During all of my painful waiting around this summer (seems like all I have done this year is wait around), I have also created another product. It is kind of like a companion product, and will hopefully be much easier to manufacture.
By the way, the missing fabric showed up in the package the manufacturer sent me, so now I have more fabric than I could possibly need.
All I have to do now is package everything up and send it to the manufacturer and this show will be on the road again!
I have chosen two fabrics and am having two prototypes made. However, it wouldn’t be my story without some extra obstacles, would it?
The first batch of fabric that I had sent to the manufacturer disappeared. We don’t even know where it went, it simple vanished. I am still trying to get a refund. Hoping, once again, to speed up the process, I have ordered another batch and had that also sent directly to the manufacturer. I have watched the tracking information on both batches like a hawk, and noticed that the address on the fabric has been changed each time from what I had submitted. The latest address isn’t even an address I have used before. I contacted the manufacturer to confirm his address and his response was “Yes, that is the correct address, but where did you get Suite __ from?”
Explaining that I did not put that address on the package, I knew things did not bode well for my latest attempt to have fabric delivered to my contact.

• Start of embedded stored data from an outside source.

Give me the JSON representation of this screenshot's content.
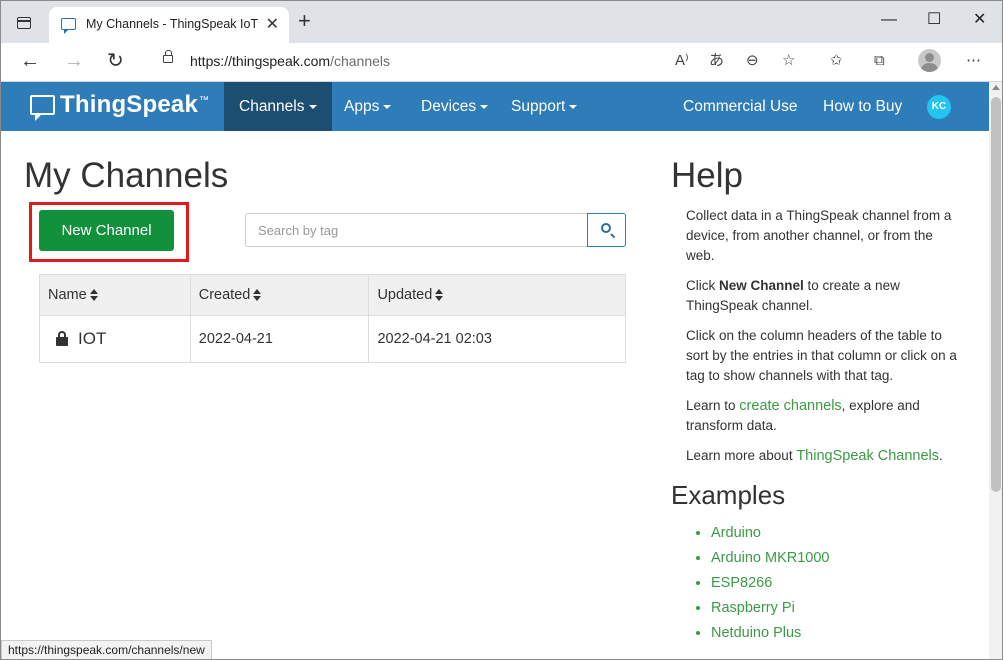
{
  "browser": {
    "tab_title": "My Channels - ThingSpeak IoT",
    "url_host": "https://thingspeak.com",
    "url_path": "/channels",
    "status_url": "https://thingspeak.com/channels/new"
  },
  "navbar": {
    "brand": "ThingSpeak",
    "brand_tm": "™",
    "items": [
      {
        "label": "Channels"
      },
      {
        "label": "Apps"
      },
      {
        "label": "Devices"
      },
      {
        "label": "Support"
      }
    ],
    "right": [
      {
        "label": "Commercial Use"
      },
      {
        "label": "How to Buy"
      }
    ],
    "avatar_initials": "KC"
  },
  "main": {
    "title": "My Channels",
    "new_channel_label": "New Channel",
    "search_placeholder": "Search by tag",
    "table": {
      "headers": [
        "Name",
        "Created",
        "Updated"
      ],
      "rows": [
        {
          "name": "IOT",
          "created": "2022-04-21",
          "updated": "2022-04-21 02:03"
        }
      ]
    }
  },
  "help": {
    "title": "Help",
    "p1": "Collect data in a ThingSpeak channel from a device, from another channel, or from the web.",
    "p2_pre": "Click ",
    "p2_bold": "New Channel",
    "p2_post": " to create a new ThingSpeak channel.",
    "p3": "Click on the column headers of the table to sort by the entries in that column or click on a tag to show channels with that tag.",
    "p4_pre": "Learn to ",
    "p4_link": "create channels",
    "p4_post": ", explore and transform data.",
    "p5_pre": "Learn more about ",
    "p5_link": "ThingSpeak Channels",
    "p5_post": ".",
    "examples_title": "Examples",
    "examples": [
      "Arduino",
      "Arduino MKR1000",
      "ESP8266",
      "Raspberry Pi",
      "Netduino Plus"
    ]
  },
  "colors": {
    "navbar": "#2e7cb8",
    "navbar_active": "#1c4e72",
    "button_green": "#12913c",
    "link_green": "#3a9a45",
    "highlight_red": "#e11b1b"
  }
}
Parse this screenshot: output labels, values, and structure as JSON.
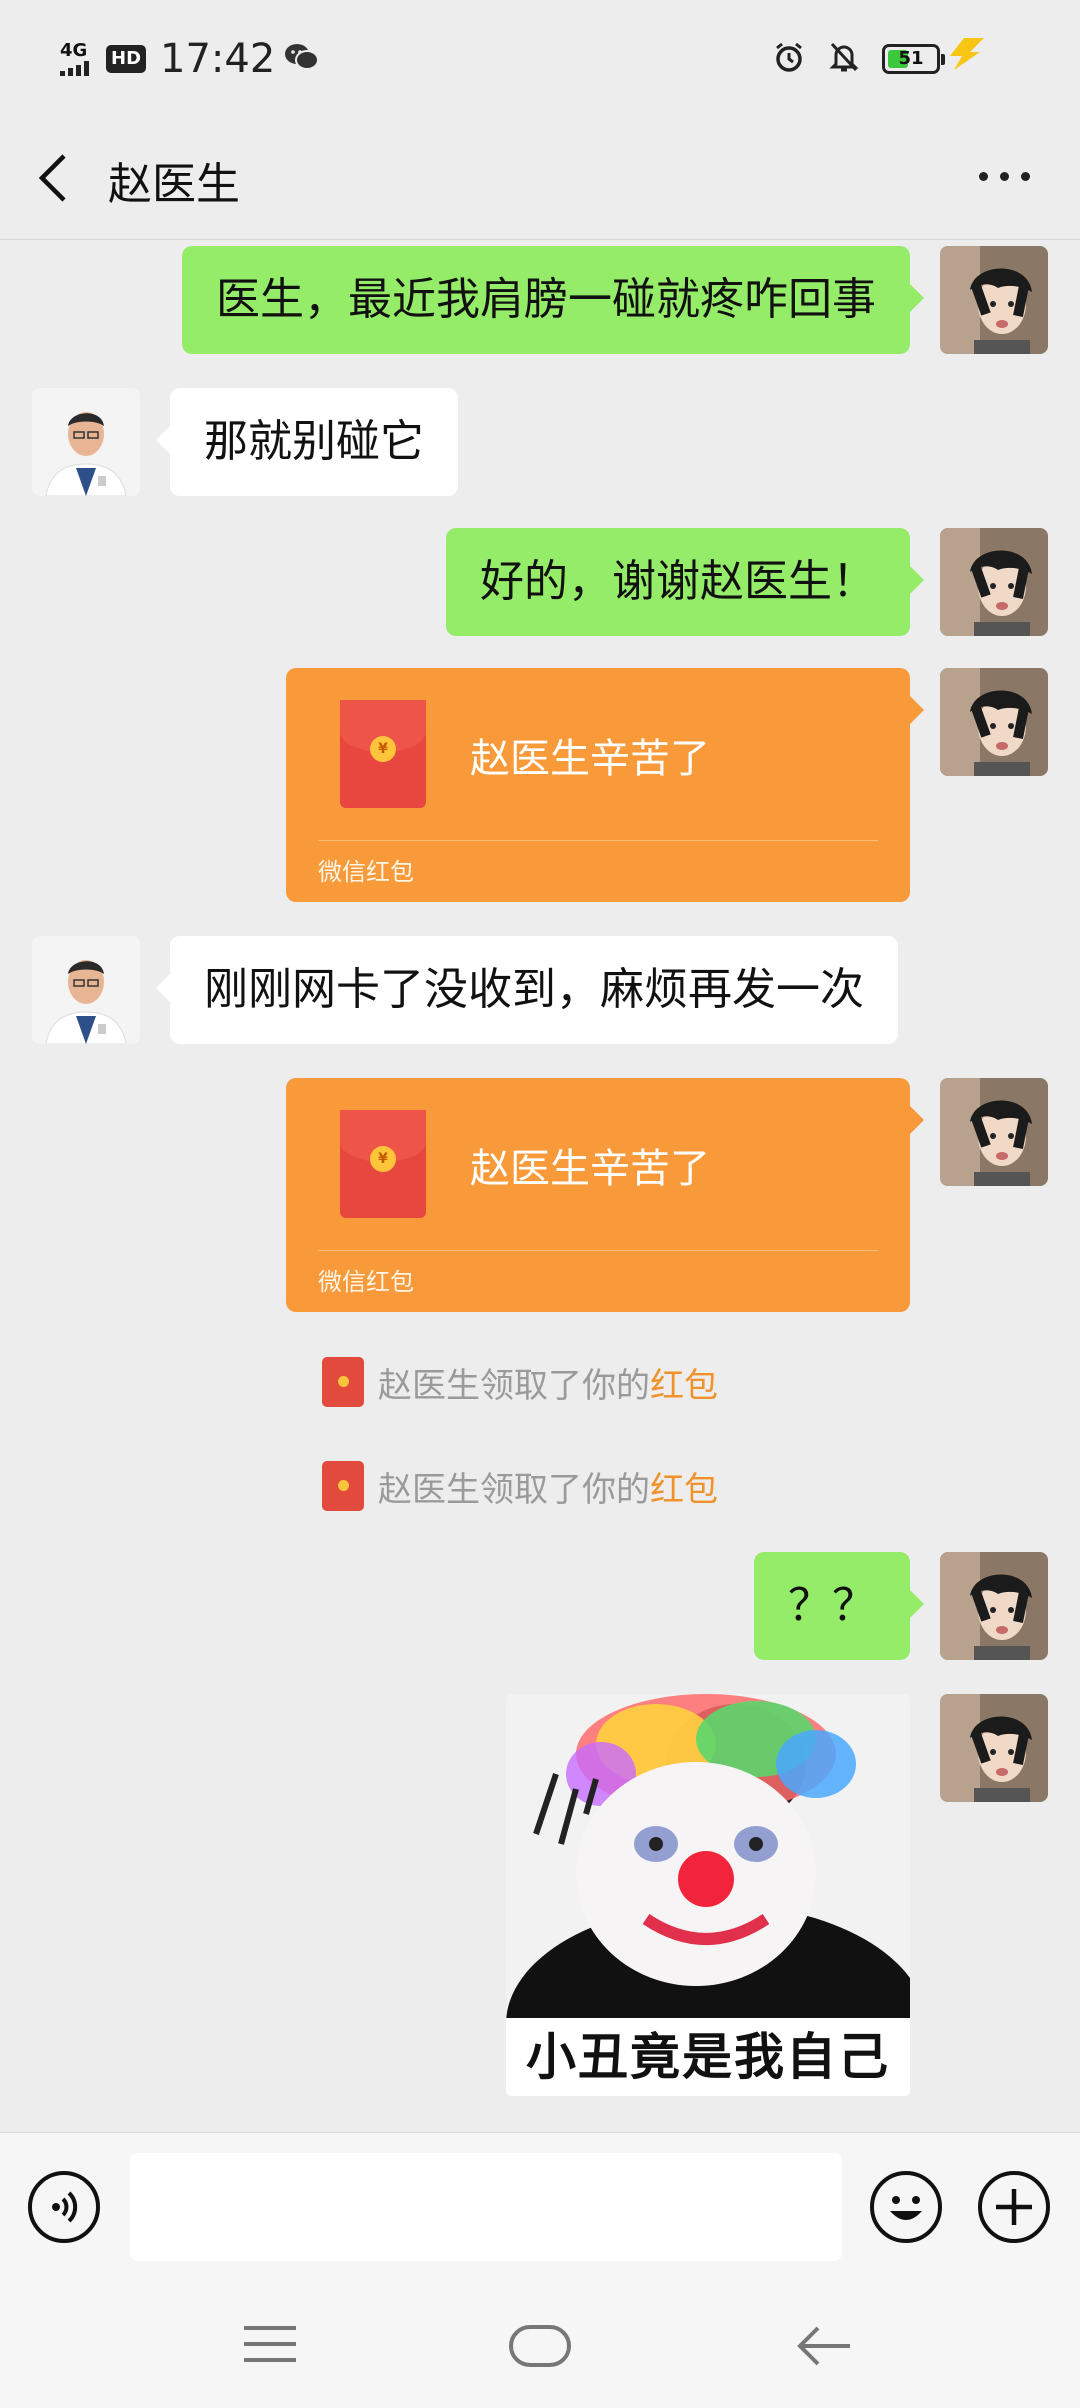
{
  "status_bar": {
    "network": "4G",
    "hd": "HD",
    "time": "17:42",
    "battery": "51"
  },
  "header": {
    "title": "赵医生"
  },
  "messages": [
    {
      "from": "me",
      "text": "医生，最近我肩膀一碰就疼咋回事"
    },
    {
      "from": "doctor",
      "text": "那就别碰它"
    },
    {
      "from": "me",
      "text": "好的，谢谢赵医生！"
    },
    {
      "from": "me",
      "type": "red_packet",
      "title": "赵医生辛苦了",
      "footer": "微信红包"
    },
    {
      "from": "doctor",
      "text": "刚刚网卡了没收到，麻烦再发一次"
    },
    {
      "from": "me",
      "type": "red_packet",
      "title": "赵医生辛苦了",
      "footer": "微信红包"
    },
    {
      "type": "system",
      "text": "赵医生领取了你的",
      "highlight": "红包"
    },
    {
      "type": "system",
      "text": "赵医生领取了你的",
      "highlight": "红包"
    },
    {
      "from": "me",
      "text": "？？"
    },
    {
      "from": "me",
      "type": "sticker",
      "caption": "小丑竟是我自己"
    }
  ],
  "colors": {
    "me_bubble": "#95ec69",
    "red_packet": "#f89a3a",
    "highlight": "#f0922a"
  }
}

I continued to watch the tracking in frustration as the package was marked as undeliverable because there was nowhere secure to leave the package. So a note was left (at the incorrect address) for the person (who doesn’t work at that location) to pick the package up at the local post office.
I couldn’t make this stuff up.
I tracked down the phone number of the most likely post office location in the area and called them. A very helpful supervisor located my package and said that he could not do anything for me over the phone. He explained that if no one came to pick the package up, it would have to be returned to the sender. I explained my predicament and the fact that the fabric company just happens to be on vacation for a few weeks, as of two days prior. The whole thing would be funny if it was not so maddening. He must have taken pity on my plight because he said he knew the location and that he could go by on his way home and hand deliver the package.
A helpful postal employee? They DO exist!
A day or two later I had confirmation that my manufacturer had the package of fabric and that we were once again on track to make my prototypes.